When the media reports on sensational, titillating 911 calls, damaging misinformation often flourishes. Take the media-famous example of Lorraine Bayless, who became part of a news flurry when a staff member at her senior community refused to give her CPR after she collapsed, even when the 911 dispatcher pressured her to do so.

CPR stands for Cardio Pulmonary Resuscitation. This is a method of trying to restore circulation and breathing for a person who has no pulse or is not breathing. You’ve seen it performed fictionally a million times on TV and in movies. But is it all it’s cracked up to be? Maybe only if you measure in terms of ribs…

Dangers of CPR

The downward force exerted on the chest by CPR can result in fractured ribs, especially in the elderly, whose bones are more fragile. Broken ribs are not only painful; they can also puncture a lung and lead to mechanical ventilation and the need for a chest tube to reinflate the lung. Fractured ribs can also lacerate the liver or spleen.CPR

On television, 75% of the time the victim receiving CPR is successfully revived. The fact is, CPR is almost never successful. Actually, when a victim’s heart is restarted, it is usually the result of using a defibrillator, which electrically shocks the heart into starting again. (Defibrillators are things they rub together and then yell, “CLEAR!”)

CPR Is Less Effective Than You Think

The cold, hard truth is that CPR is less than 5% effective for elderly victims with medical problems.

Television depicts the end result of CPR as ending in death or a full recovery. In reality, many of those who are revived by CPR wind up severely debilitated. A study completed in 2010 (NPR Podcast, “The Bitter End”) found only 8% of those revived by CPR survive a month. Of those 8%, 3% have a good outcome; 3% end in a chronic vegetative state, and 3% are not comatose but not functioning.

This is not to say CPR should be abandoned in dire situations. A drowning victim should promptly receive CPR. When a person has stopped breathing because of low body temperature or another readily reversible condition, the success rate is pretty good.

The Downsides of CPR: A Testimonial

In a recent op-ed at The Bakersfield Californian, physician Jennifer Black provides useful insight into the risks of CPR, and how the general public tends to have an overly-rosy view of this widely-misunderstood procedure–especially as it pertains to the elderly or physically infirm. Here’s an excerpt (emphasis mine):

As a medical student at USC and a physician-in-training at Kern Medical Center, I remember clearly the times I performed CPR. The experience was certainly not what I’d been led to expect during my CPR class. I recall feeling ribs splinter and breastbones break under my hands; I witnessed teeth crack and lips tear as breathing tubes were forced into victim’s throats. Chests were bruised, skin was burned, and lungs collapsed. I was horrified that I had to subject elderly, frail patients to such violence. Very few patients survived the initial effort; those who did were young, and were usually trauma victims, not elderly patients who’d had a stroke or heart attack.

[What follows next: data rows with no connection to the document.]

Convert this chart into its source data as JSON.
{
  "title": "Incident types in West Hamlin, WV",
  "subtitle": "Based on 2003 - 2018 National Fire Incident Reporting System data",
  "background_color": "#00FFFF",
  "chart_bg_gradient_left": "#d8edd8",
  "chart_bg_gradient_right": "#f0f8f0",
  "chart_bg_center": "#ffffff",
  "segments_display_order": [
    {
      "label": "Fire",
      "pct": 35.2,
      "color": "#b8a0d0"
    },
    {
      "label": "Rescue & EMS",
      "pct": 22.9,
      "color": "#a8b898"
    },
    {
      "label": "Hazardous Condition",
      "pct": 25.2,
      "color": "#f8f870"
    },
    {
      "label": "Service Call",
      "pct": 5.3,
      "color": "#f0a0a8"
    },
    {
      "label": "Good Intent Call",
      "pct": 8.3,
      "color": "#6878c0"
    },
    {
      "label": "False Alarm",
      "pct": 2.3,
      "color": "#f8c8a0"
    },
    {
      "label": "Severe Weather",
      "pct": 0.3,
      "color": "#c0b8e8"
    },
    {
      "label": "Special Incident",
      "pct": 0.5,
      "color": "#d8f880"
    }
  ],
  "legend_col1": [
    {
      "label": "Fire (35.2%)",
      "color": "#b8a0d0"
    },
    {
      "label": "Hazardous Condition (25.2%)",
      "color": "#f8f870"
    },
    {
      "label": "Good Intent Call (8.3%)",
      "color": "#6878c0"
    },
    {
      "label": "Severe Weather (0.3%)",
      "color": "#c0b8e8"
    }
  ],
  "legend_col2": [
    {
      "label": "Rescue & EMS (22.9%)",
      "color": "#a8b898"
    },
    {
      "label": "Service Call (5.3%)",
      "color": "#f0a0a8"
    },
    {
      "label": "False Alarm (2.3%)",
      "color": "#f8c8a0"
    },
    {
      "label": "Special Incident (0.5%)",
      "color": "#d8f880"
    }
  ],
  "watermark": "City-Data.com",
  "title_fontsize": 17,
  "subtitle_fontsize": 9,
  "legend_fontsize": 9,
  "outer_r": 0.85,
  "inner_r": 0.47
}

All CPR survivors had neurological damage, abdominal bleeding or ruptured spleens. Most of them died in the ICU — the majority within hours, but a few after several agonizing weeks. I did not know at the time that these are the expected complications and results of cardiopulmonary resuscitation.

Studies show that most people’s beliefs about CPR come from television. As a result, the public’s expectations of CPR survival are extremely high: most of us think at least 75 percent survive. In one study, 81 percent of hospitalized patients over age 70 believed their chances of surviving CPR and leaving the hospital to be more than 50 percent. Well, if these patients had been actors on a TV show, they’d have been right: CPR “works” 75 percent of the time on television!

In reality, success is much less frequent: If CPR were performed on every single patient in the average hospital, just 15 in 100 would survive to go home. Worse yet, if CPR is done out in the community (such as in Glenwood Gardens’ dining room) on an elderly patient with several medical problems, the likelihood of the patient surviving the initial effort is 0 percent to –maybe! — 2 percent. …

You can read the full op-ed here.

CPR for Seniors: Not Always the Best Answer

The bottom line: when an elderly person has stopped breathing because of heart problems or pneumonia, especially when other medical problems are present, CPR has a very low success rate and creates complications and tribulations the recipient of the CPR didn’t want.

The family of the woman denied the CPR fully supported the decision of the facility. “It was our beloved mother and grandmother’s wish to die naturally and without any kind of life prolonging intervention,”said the family “We regret that this private and most personal time has been escalated by the media,” the statement said.

The low success rate of CPR may be an example of how a medical myth is perpetuated by the media because it is more appealing than the truth. Unfortunately, sugar-coating the concept of CPR leads to unrealistic expectations.